Она засыпала кофейные зерна из пакета в избушку-мельницу и принялась их перемалывать заодно с моими костями:
– Вам, разумеется, на искусство плевать, Максимович. Кто вы здесь? Лаборант?
Да еще и не лаборант. Жулик из тех, что на Княжеской меняются. Вы ведь меняетесь, Максимович?
– Меняюсь.
«Вчера монахом был, - закуривши следующую сигарету, я откинулся на спинку стула.
– Сегодня даже не лаборант. Завтра кем стану, Бог только знает».
– Я так и думала. Польстились на казенный инвентарь, - Дарья ссыпала молотый кофе в турку, и поставила ее накаляться под газовым пламенем.
– Комбинезон с предприятия украли?
– С какого предприятия?
– С комбината «Франкония». Не надо играть со мной, Максимович. Сотрудники с комбината привозят мне раз в неделю энергоносители, сырье и продукты, - она села против меня, и прищурилась.
– Курите, Максимович. Или как вас там? Удостоверение личности поддельное?
– Нашел, - сознался я, нехотя.
– На первом этаже. Где труп животного плавает.

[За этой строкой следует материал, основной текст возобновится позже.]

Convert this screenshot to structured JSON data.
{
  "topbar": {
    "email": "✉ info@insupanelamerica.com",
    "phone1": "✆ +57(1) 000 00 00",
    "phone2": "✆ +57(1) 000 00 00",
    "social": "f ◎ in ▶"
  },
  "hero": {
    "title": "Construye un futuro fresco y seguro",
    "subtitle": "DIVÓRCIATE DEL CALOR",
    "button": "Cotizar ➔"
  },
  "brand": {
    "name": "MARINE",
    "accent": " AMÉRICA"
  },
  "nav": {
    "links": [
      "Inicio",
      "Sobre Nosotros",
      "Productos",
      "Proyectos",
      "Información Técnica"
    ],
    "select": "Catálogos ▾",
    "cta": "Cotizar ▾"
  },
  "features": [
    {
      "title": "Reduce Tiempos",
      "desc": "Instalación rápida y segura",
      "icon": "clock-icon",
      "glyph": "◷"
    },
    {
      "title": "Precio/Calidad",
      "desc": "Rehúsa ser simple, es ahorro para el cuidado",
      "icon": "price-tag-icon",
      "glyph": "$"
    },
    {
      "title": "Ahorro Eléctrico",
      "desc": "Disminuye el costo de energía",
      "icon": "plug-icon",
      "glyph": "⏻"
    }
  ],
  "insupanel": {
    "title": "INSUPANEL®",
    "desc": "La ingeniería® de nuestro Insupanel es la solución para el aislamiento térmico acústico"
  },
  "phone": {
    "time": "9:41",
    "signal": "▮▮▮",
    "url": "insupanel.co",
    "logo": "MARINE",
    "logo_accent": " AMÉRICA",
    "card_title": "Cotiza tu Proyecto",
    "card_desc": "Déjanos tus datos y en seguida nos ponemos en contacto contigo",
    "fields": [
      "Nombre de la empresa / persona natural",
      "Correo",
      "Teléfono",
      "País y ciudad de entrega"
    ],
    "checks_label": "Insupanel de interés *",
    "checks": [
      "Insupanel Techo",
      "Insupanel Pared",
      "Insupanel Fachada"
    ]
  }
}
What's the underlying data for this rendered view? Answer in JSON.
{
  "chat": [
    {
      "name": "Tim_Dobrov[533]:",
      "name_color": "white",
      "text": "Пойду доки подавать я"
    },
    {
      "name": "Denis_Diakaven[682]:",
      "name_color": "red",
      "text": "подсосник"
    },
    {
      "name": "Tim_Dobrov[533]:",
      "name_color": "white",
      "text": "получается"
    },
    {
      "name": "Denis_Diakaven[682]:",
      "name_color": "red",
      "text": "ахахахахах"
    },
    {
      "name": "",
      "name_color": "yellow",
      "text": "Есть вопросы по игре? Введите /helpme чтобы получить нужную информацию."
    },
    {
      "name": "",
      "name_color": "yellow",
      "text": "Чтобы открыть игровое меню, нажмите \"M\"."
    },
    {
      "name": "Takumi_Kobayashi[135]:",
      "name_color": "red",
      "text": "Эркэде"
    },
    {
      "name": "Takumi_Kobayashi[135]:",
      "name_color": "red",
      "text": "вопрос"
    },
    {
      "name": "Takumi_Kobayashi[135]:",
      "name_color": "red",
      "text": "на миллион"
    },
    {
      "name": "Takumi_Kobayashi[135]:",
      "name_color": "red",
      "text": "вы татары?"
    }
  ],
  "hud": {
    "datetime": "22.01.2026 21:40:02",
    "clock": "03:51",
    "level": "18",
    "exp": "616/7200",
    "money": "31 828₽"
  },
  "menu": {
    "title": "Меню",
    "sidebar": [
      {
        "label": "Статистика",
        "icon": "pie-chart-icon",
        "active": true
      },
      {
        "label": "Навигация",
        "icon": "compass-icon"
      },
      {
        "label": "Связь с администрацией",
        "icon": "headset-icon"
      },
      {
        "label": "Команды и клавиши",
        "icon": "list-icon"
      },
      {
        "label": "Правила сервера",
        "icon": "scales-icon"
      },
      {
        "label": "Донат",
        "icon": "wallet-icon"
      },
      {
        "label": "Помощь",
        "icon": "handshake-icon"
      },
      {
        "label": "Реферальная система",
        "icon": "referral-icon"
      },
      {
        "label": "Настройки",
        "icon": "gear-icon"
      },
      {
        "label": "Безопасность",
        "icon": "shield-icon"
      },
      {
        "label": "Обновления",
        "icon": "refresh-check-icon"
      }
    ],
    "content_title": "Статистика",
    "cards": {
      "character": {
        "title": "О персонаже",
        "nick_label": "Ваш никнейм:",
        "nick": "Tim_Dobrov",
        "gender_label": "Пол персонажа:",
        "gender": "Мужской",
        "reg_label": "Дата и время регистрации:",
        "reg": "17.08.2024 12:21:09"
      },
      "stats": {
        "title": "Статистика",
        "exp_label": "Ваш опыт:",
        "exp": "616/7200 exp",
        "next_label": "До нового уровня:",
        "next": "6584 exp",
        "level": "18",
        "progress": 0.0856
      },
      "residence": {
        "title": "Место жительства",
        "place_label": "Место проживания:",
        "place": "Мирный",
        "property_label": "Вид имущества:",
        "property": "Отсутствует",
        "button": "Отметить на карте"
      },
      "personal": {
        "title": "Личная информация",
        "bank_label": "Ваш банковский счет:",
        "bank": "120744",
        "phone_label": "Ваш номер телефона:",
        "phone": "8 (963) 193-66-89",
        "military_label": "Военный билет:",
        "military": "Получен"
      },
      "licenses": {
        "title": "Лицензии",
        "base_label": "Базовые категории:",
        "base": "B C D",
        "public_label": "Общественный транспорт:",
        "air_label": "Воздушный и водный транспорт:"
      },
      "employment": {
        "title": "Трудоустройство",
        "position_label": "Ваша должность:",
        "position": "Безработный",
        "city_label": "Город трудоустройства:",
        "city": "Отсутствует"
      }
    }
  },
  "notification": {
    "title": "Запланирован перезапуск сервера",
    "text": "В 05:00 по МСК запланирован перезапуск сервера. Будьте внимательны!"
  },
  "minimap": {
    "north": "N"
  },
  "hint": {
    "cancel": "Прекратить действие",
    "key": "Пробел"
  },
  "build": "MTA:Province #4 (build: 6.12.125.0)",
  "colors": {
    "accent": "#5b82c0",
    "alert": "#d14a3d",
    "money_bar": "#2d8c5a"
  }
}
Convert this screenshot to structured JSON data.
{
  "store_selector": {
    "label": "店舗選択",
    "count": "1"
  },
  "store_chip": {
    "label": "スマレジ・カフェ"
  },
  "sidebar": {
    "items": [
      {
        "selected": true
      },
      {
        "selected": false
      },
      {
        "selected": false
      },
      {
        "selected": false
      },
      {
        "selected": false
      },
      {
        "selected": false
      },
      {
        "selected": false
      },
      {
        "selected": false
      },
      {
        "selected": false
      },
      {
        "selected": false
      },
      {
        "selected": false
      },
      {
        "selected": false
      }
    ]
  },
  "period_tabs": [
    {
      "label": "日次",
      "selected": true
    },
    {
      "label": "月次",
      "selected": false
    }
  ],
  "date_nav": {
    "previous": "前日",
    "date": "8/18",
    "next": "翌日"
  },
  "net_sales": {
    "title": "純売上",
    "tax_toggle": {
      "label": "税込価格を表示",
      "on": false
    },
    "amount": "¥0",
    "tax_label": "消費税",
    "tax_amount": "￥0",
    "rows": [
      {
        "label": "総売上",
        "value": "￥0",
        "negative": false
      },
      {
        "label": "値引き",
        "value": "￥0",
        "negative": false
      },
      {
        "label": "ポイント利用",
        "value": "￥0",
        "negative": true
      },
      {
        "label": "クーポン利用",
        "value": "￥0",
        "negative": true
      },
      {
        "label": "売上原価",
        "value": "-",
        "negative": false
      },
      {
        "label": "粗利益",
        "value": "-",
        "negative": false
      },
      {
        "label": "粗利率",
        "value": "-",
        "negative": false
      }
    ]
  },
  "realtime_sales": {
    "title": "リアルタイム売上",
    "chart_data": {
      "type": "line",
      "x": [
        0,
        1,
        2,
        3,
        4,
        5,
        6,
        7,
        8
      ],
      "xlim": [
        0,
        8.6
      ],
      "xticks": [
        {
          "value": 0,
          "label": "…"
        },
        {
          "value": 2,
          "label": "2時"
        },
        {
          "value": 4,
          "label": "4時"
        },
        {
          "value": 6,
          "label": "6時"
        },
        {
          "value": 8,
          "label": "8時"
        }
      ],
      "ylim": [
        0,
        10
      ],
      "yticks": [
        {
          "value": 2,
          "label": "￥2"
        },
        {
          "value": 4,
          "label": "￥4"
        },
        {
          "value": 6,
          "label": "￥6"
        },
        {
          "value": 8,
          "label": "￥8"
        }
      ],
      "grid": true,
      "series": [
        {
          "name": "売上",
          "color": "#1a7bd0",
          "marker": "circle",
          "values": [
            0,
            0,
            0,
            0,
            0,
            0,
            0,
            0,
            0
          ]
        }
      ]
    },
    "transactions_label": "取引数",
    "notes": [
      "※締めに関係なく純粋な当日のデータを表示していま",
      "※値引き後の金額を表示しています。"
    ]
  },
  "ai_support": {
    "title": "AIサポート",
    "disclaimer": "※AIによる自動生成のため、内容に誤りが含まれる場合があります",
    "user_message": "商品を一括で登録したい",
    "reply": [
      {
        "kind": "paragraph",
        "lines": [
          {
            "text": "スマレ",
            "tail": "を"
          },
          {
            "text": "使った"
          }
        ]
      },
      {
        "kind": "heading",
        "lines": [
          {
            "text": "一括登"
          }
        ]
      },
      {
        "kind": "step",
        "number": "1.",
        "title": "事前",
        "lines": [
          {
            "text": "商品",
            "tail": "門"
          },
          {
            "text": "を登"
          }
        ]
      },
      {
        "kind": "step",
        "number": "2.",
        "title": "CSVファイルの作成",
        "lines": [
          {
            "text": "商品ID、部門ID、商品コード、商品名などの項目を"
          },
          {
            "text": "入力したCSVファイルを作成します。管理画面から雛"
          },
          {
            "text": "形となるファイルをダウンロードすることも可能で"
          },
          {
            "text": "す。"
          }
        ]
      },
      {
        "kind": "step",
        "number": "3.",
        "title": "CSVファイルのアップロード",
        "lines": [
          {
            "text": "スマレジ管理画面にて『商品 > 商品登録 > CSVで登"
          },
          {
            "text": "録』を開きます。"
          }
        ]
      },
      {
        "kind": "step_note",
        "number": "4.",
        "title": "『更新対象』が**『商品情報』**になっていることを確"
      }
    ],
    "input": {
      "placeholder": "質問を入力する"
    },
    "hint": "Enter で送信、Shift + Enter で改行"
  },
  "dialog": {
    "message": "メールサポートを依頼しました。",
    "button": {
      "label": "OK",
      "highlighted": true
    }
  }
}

– Это не труп животного, Максимович, - усмехнулась Дарья.
– Это чучело примата. Я днем спускалась измерить уровень затопления. Там плавало в коридоре чучело шимпанзе. И этаж, к вашему сведению, не первый, а тринадцатый. Как сотруднику экологического института, вам должно знать, сколько в здании этажей. И не ссылайтесь на болезнь Альцгеймера.
– Допустим, - согласился я отчасти.
– Но в искусстве я смыслю, товарищ Дарья.
– Смеетесь?
– Редко. В остальном же искренне рад за вас. Насчет выставки. Вы ангоб удивительно смешиваете. Пеликан просто изумительный внизу. Михаил Александрович Врубель одобрил бы.
– Вы находите?
– на смуглых ее щеках проступил румянец.
– Как проснулся, так и нашел. Пеликана и прочих. А теперь позвольте откланяться. В Москву пора.
– Что вы там забыли?
– Там я все помню. Я здесь хочу все забыть.
– Да вы и впрямь не здешний, - изумилась Дарья.
– Вы, разве, не в курсе? Я встал из-за стола.
– Сядьте.
Дарья посмотрела на меня с искренним сочувствием.
– Послушайте. Вы спрашивали, что производит комбинат.
– Правда?
– сама напомнила о себе болезнь Альцгеймера.